Ta bramka wydaje nam się o tyle ciekawsza, że nawet jeśli wytężymy wzrok, trudno tu dostrzec błysk geniuszu. Walijczyk po prostu świetnie znajdował wolne przestrzenie i w nie wbiegał, korzystając z gapiostwa rywali. Była w tym duża mądrość i bezczelność, ale czy brylantowa technika? No nie, przy czym złudzenie, że mógłby to zrobić każdy, to – no właśnie – tylko złudzenie. Bramka, nie ma co kryć, była dość istotna. Mówimy o dogrywce w półfinale Pucharu Anglii. Giggs miał trochę więcej sił, bo wszedł na boisko dopiero w 61. minucie za Jespera Blomqvista. Ostatecznie Czerwone Diabły zdobyły trofeum (po meczu z Newcastle) – zresztą tak jak mistrzostwo Anglii i Ligę Mistrzów.

 

FRANCESCO TOTTI Z INTEREM MEDIOLAN (26.10.2005)

Chwilę zastanawialiśmy się, jak sklasyfikować tę bramkę. O ile w większości przypadków na tej liście sam strzał nie jest już niczym szczególnym, zazwyczaj jedynie dopełnieniem formalności, o tyle w tym przypadku nie można tak powiedzieć. Totti połączył ze sobą utrzymanie się przy piłce przy asyście rywali i przebycie z nią sporego dystansu z idealnym lobem. Nie pchał się pole karne, gdzie mógłby dalej dryblować, bo kątem oka sprawdził ustawienie bramkarza i skwapliwie z niego skorzystał. Na granicy, ale uznajemy! Najwyżej pojawi się ta bramka też w innej odsłonie zestawienia. Nie ma problemu, gdyż oglądać możemy ją tyle, ile wlezie.

 

RONALDINHO Z REALEM MADRYT (19.11.2005)

No trzeba przyznać, że nieczęsto się zdarza, by Santiago Bernabeu owacją żegnało piłkarza Barcelony, jednak ten wieczór był tak magiczny, iż fani Królewskich wykazali się dużą klasą, dziękując w ten sposób Ronaldinho. Brazylijczyk dał show, strzelając dwa wspaniałe gole. Wyżej oceniliśmy tego pierwszego. W teorii sprawa wygląda dość prosto – dużo przestrzeni, więc nic tylko docisnąć i strzelić. No ale raz, że łatwo powiedzieć, a dwa, że i to można było wykonać w różnym stylu.

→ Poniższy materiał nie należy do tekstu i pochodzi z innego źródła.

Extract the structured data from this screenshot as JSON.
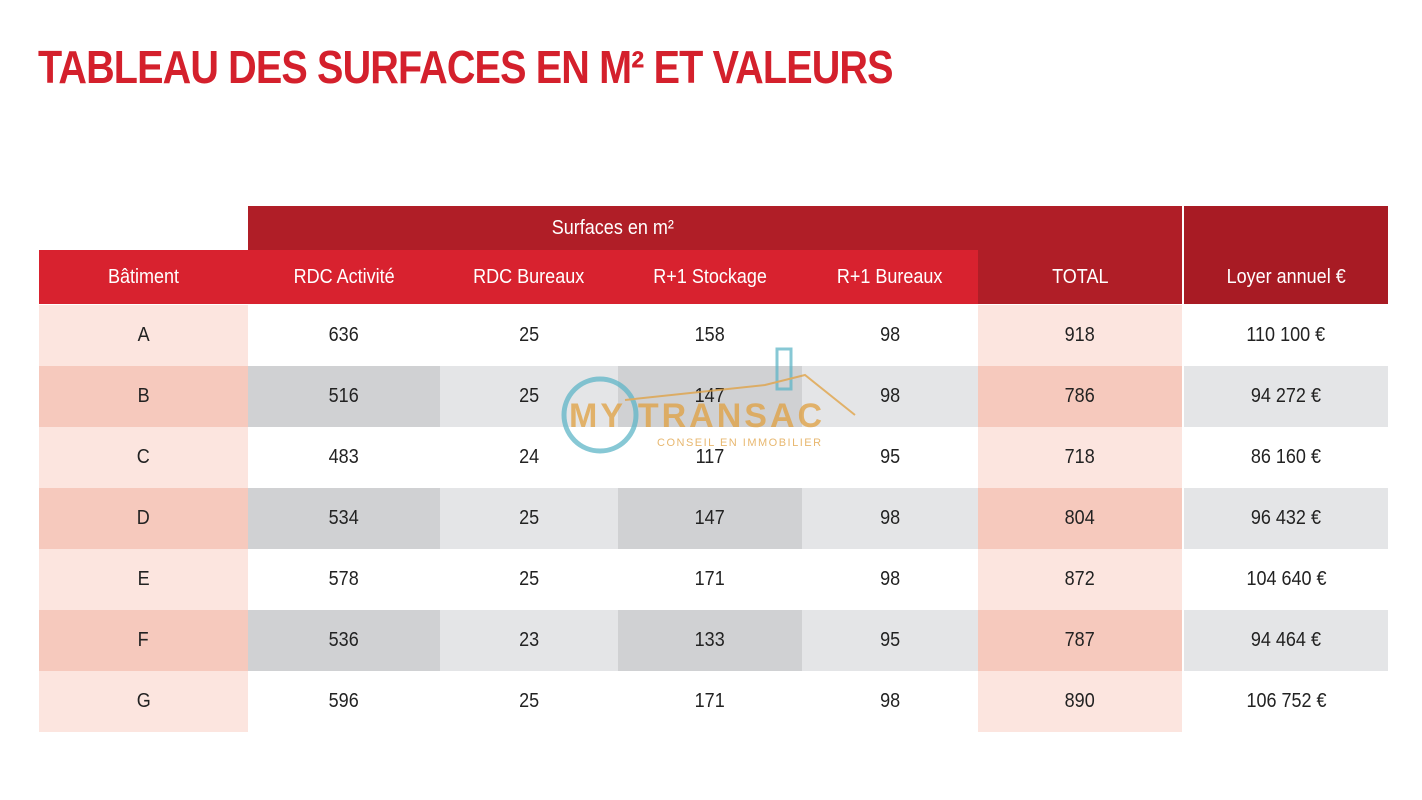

As Barcelony wybrał sposób najlepszy z możliwych.

 

LEO MESSI Z REALEM MADRYT (27.04.2011)

Wirtuozerska. Zjawiskowa. Po prostu fantastyczna. Dokładnie taka była asysta Sergio Busquetsa przy tym golu, prawda? Mówimy o bramce na 2-0 w pierwszym meczu półfinałowym w Lidze Mistrzów (w rewanżu było 1-1), czyli dość ważnym i jeszcze raz (by nie było wątpliwości) – robotę ewidentnie odwalił Hiszpan, a Messi przyszedł na gotowe i spił śmietankę.

 

THIERRY HENRY Z REALEM MADRYT (21.02.2006)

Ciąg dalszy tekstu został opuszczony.